The dataset diamonds in the ggplot2 package includes attributes and price on 53,940 diamonds. Some of the attributes, such as carat, cut, color and clarity, are known to influence the price. Figures @ref(fig:diamonds-color) and @ref(fig:diamonds-clarity) explain the order of classifications for color and clarity of diamonds. Use this data to answer the following questions.

library(tidyverse)
library(colorspace)
data("diamonds", package = "ggplot2")
glimpse(diamonds)
Rows: 53,940
Columns: 10
$ carat   <dbl> 0.23, 0.21, 0.23, 0.29, 0.31, 0.24, 0.24, 0.26, 0.22, 0.23, 0.…
$ cut     <ord> Ideal, Premium, Good, Premium, Good, Very Good, Very Good, Ver…
$ color   <ord> E, E, E, I, J, J, I, H, E, H, J, J, F, J, E, E, I, J, J, J, I,…
$ clarity <ord> SI2, SI1, VS1, VS2, SI2, VVS2, VVS1, SI1, VS2, VS1, SI1, VS1, …
$ depth   <dbl> 61.5, 59.8, 56.9, 62.4, 63.3, 62.8, 62.3, 61.9, 65.1, 59.4, 64…
$ table   <dbl> 55, 61, 65, 58, 58, 57, 57, 55, 61, 61, 55, 56, 61, 54, 62, 58…
$ price   <int> 326, 326, 327, 334, 335, 336, 336, 337, 337, 338, 339, 340, 34…
$ x       <dbl> 3.95, 3.89, 4.05, 4.20, 4.34, 3.94, 3.95, 4.07, 3.87, 4.00, 4.…
$ y       <dbl> 3.98, 3.84, 4.07, 4.23, 4.35, 3.96, 3.98, 4.11, 3.78, 4.05, 4.…
$ z       <dbl> 2.43, 2.31, 2.31, 2.63, 2.75, 2.48, 2.47, 2.53, 2.49, 2.39, 2.…

Diamond color image sources from https://beyond4cs.com

Diamond clarity image sourced from https://www.onlinediamondbuyingadvice.com
ggplot(diamonds, aes(carat, clarity)) + 
  ggridges::geom_density_ridges(scale = 4) +
  facet_grid(color ~ cut)

Density plots for carats by cut, clarity and color.
  1. Is there anything unusual about the distribution of diamond weights (i.e. carats)?
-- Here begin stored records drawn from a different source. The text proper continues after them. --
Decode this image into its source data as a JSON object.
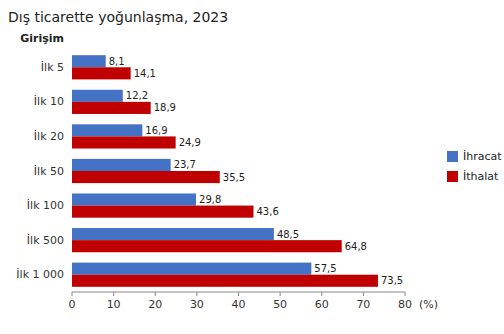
{
  "chart_data": {
    "type": "bar",
    "orientation": "horizontal",
    "title": "Dış ticarette yoğunlaşma, 2023",
    "ylabel": "Girişim",
    "xlabel": "(%)",
    "categories": [
      "İlk 5",
      "İlk 10",
      "İlk 20",
      "İlk 50",
      "İlk 100",
      "İlk 500",
      "İlk 1 000"
    ],
    "series": [
      {
        "name": "İhracat",
        "color": "#4472C4",
        "values": [
          8.1,
          12.2,
          16.9,
          23.7,
          29.8,
          48.5,
          57.5
        ],
        "value_labels": [
          "8,1",
          "12,2",
          "16,9",
          "23,7",
          "29,8",
          "48,5",
          "57,5"
        ]
      },
      {
        "name": "İthalat",
        "color": "#C00000",
        "values": [
          14.1,
          18.9,
          24.9,
          35.5,
          43.6,
          64.8,
          73.5
        ],
        "value_labels": [
          "14,1",
          "18,9",
          "24,9",
          "35,5",
          "43,6",
          "64,8",
          "73,5"
        ]
      }
    ],
    "xlim": [
      0,
      80
    ],
    "xticks": [
      0,
      10,
      20,
      30,
      40,
      50,
      60,
      70,
      80
    ],
    "grid": false,
    "legend": "right",
    "data_labels": true
  }
}
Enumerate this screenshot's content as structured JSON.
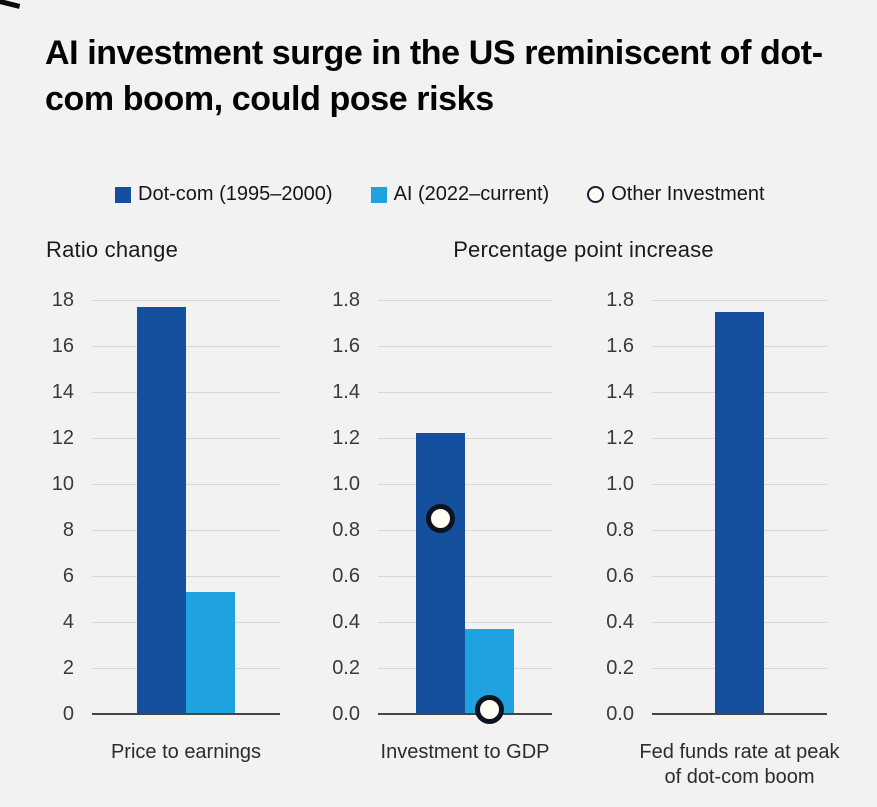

Which plot do you think shows it best? How might you explain the pattern you find?
  1. What about the distribution of the prices? Can you find any unexpected feature? Which graphics best shows this unexpected feature?
  1. Suppose that this data are a representative sample of diamonds around the world.
    1. The exploratory plot in first figure shows that there are hardly any diamonds with high carats that have high level of clarity. Produce a plot to support/contradict this claim.
    2. A diamonds whole seller wants to convince the jewellery store owner that $5,000 for a 2 carat diamond is a bargain price. Show a graphic that supports this story.

🔧 Exercise 6B

Birth place among Australian Residents

Recall the data stories from the lecture shown below. Using the data downloaded under Preperation, recreate the data plot shown below. Explain which concepts make the data plot more effective for the intended story.